Seit seinem Weggang von der Komischen Oper Berlin war Kirill Petrenko als Dirigent freischaffend tätig. In dieser Zeit leitete er unter anderem 2009 an der Bayerischen Staatsoper die Neuproduktion von Janáčeks Jenůfa (Inszenierung: Barbara Frey). In Frankfurt interpretierte er Pfitzners Palestrina (Inszenierung: Harry Kupfer) und Puccinis Tosca (Inszenierung: Andreas Kriegenburg). Im Jahr 2011 folgten dann zwei Neuproduktionen von Tristan und Isolde, zuerst an der Opéra National de Lyon und dann bei der Ruhrtriennale.

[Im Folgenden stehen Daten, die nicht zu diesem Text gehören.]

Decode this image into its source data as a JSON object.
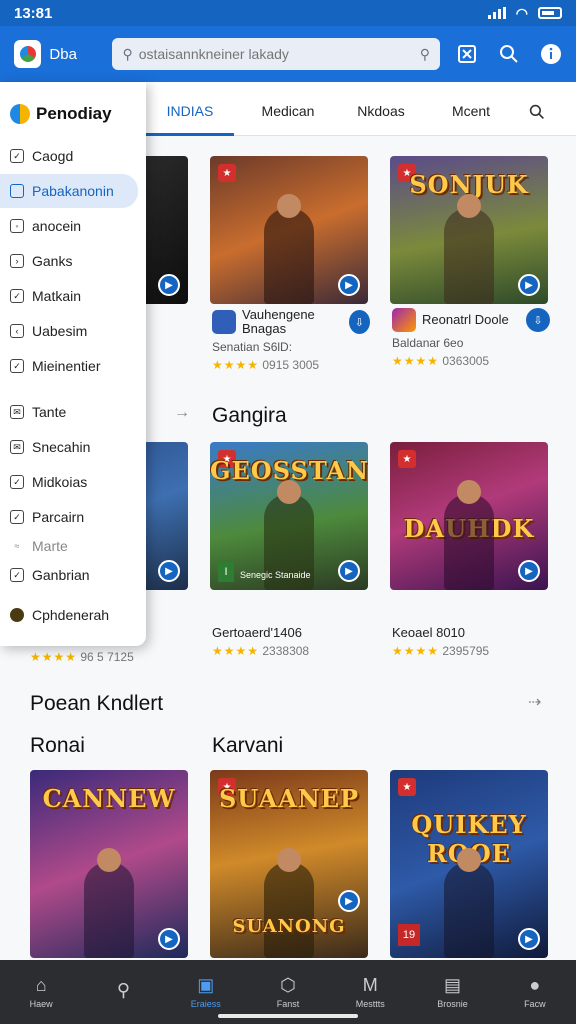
{
  "status": {
    "time": "13:81"
  },
  "appbar": {
    "brand": "Dba",
    "search_placeholder": "ostaisannkneiner lakady"
  },
  "tabs": [
    "INDIAS",
    "Medican",
    "Nkdoas",
    "Mcent"
  ],
  "drawer": {
    "title": "Penodiay",
    "items": [
      {
        "label": "Caogd",
        "selected": false
      },
      {
        "label": "Pabakanonin",
        "selected": true
      },
      {
        "label": "anocein",
        "selected": false
      },
      {
        "label": "Ganks",
        "selected": false
      },
      {
        "label": "Matkain",
        "selected": false
      },
      {
        "label": "Uabesim",
        "selected": false
      },
      {
        "label": "Mieinentier",
        "selected": false
      },
      {
        "label": "Tante",
        "selected": false
      },
      {
        "label": "Snecahin",
        "selected": false
      },
      {
        "label": "Midkoias",
        "selected": false
      },
      {
        "label": "Parcairn",
        "selected": false
      },
      {
        "label": "Marte",
        "selected": false
      },
      {
        "label": "Ganbrian",
        "selected": false
      },
      {
        "label": "Cphdenerah",
        "selected": false
      }
    ]
  },
  "row1": [
    {
      "art": "",
      "name": "",
      "sub": "",
      "rating": ""
    },
    {
      "art": "",
      "name": "Vauhengene Bnagas",
      "sub": "Senatian S6lD:",
      "rating": "0915 3005"
    },
    {
      "art": "SONJUK",
      "name": "Reonatrl Doole",
      "sub": "Baldanar 6eo",
      "rating": "0363005"
    }
  ],
  "section2": {
    "title": "Gangira"
  },
  "row2": [
    {
      "art": "",
      "name": "",
      "sub": "",
      "rating": "96 5 7125"
    },
    {
      "art": "GEOSSTAN",
      "name": "Gertoaerd'1406",
      "sub": "",
      "rating": "2338308",
      "sub_tag": "Senegic Stanaide"
    },
    {
      "art": "DAUHDK",
      "name": "Keoael 8010",
      "sub": "",
      "rating": "2395795"
    }
  ],
  "section3": {
    "title": "Poean Kndlert"
  },
  "row3_labels": {
    "left": "Ronai",
    "right": "Karvani"
  },
  "row3": [
    {
      "art": "CANNEW"
    },
    {
      "art": "SUAANEP",
      "art2": "SUANONG"
    },
    {
      "art": "QUIKEY ROOE"
    }
  ],
  "bottomnav": [
    {
      "label": "Haew",
      "icon": "home-icon"
    },
    {
      "label": "",
      "icon": "search-icon"
    },
    {
      "label": "Eraiess",
      "icon": "library-icon"
    },
    {
      "label": "Fanst",
      "icon": "hexagon-icon"
    },
    {
      "label": "Mesttts",
      "icon": "m-icon"
    },
    {
      "label": "Brosnie",
      "icon": "store-icon"
    },
    {
      "label": "Facw",
      "icon": "profile-icon"
    }
  ],
  "colors": {
    "primary": "#1a6fd8",
    "statusbar": "#1565c0",
    "accent": "#1565c0",
    "star": "#f4b400",
    "nav_bg": "#2b2d31"
  }
}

Zu den wichtigsten Orchestern, die Kirill Petrenko bisher geleitet hat, gehören die Berliner Philharmoniker, die Wiener Philharmoniker, die Staatskapelle Dresden, das Symphonieorchester des Bayerischen Rundfunks, das Bayerische Staatsorchester, das Sinfonieorchester des WDR Köln, die Hamburger Philharmoniker und das NDR-Sinfonieorchester Hamburg, das Frankfurter Opern- und Museumsorchester, das Concertgebouworkest Amsterdam, das Radio-Symphonieorchester Wien, die Wiener Symphoniker, das Cleveland Orchestra, das Chicago Symphony Orchestra, das London Philharmonic Orchestra, das Oslo Philharmonic Orchestra, das Orchestra Santa Cecilia in Rom, das Orchester der RAI Turin und das Israel Philharmonic Orchestra. Außerdem dirigierte Kirill Petrenko Konzerte bei den Bregenzer und Salzburger Festspielen. Von 2013 bis 2015 leitete er Der Ring des Nibelungen bei den Bayreuther Festspielen.

Im Herbst 2013 trat Kirill Petrenko sein Amt als Generalmusikdirektor der Bayerischen Staatsoper an, das er bis Ende der Spielzeit 2019/20 innehaben wird. Seither hat er die Premieren von Die Frau ohne Schatten, La clemenza di Tito, Die Soldaten, Lucia di Lammermoor, Lulu, South Pole und Die Meistersinger von Nürnberg geleitet und unter anderem die Wiederaufnahme von Der Ring des Nibelungen dirigiert. 

Kirill Petrenko wurde im Juni 2015 zum zukünftigen Chefdirigenten der Berliner Philharmoniker gewählt; diese Position wird er im Herbst 2019 antreten. In der Spielzeit 2016/17 leitet Kirill Petrenko die Neuinszenierungen von Lady Macbeth von Mzensk und Tannhäuser. Außerdem dirigiert er ein breites Repertoire: Die Meistersinger von Nürnberg, Der Rosenkavalier, South Pole, Die Fledermaus, Die Frau ohne Schatten, sowie drei Akademiekonzerte.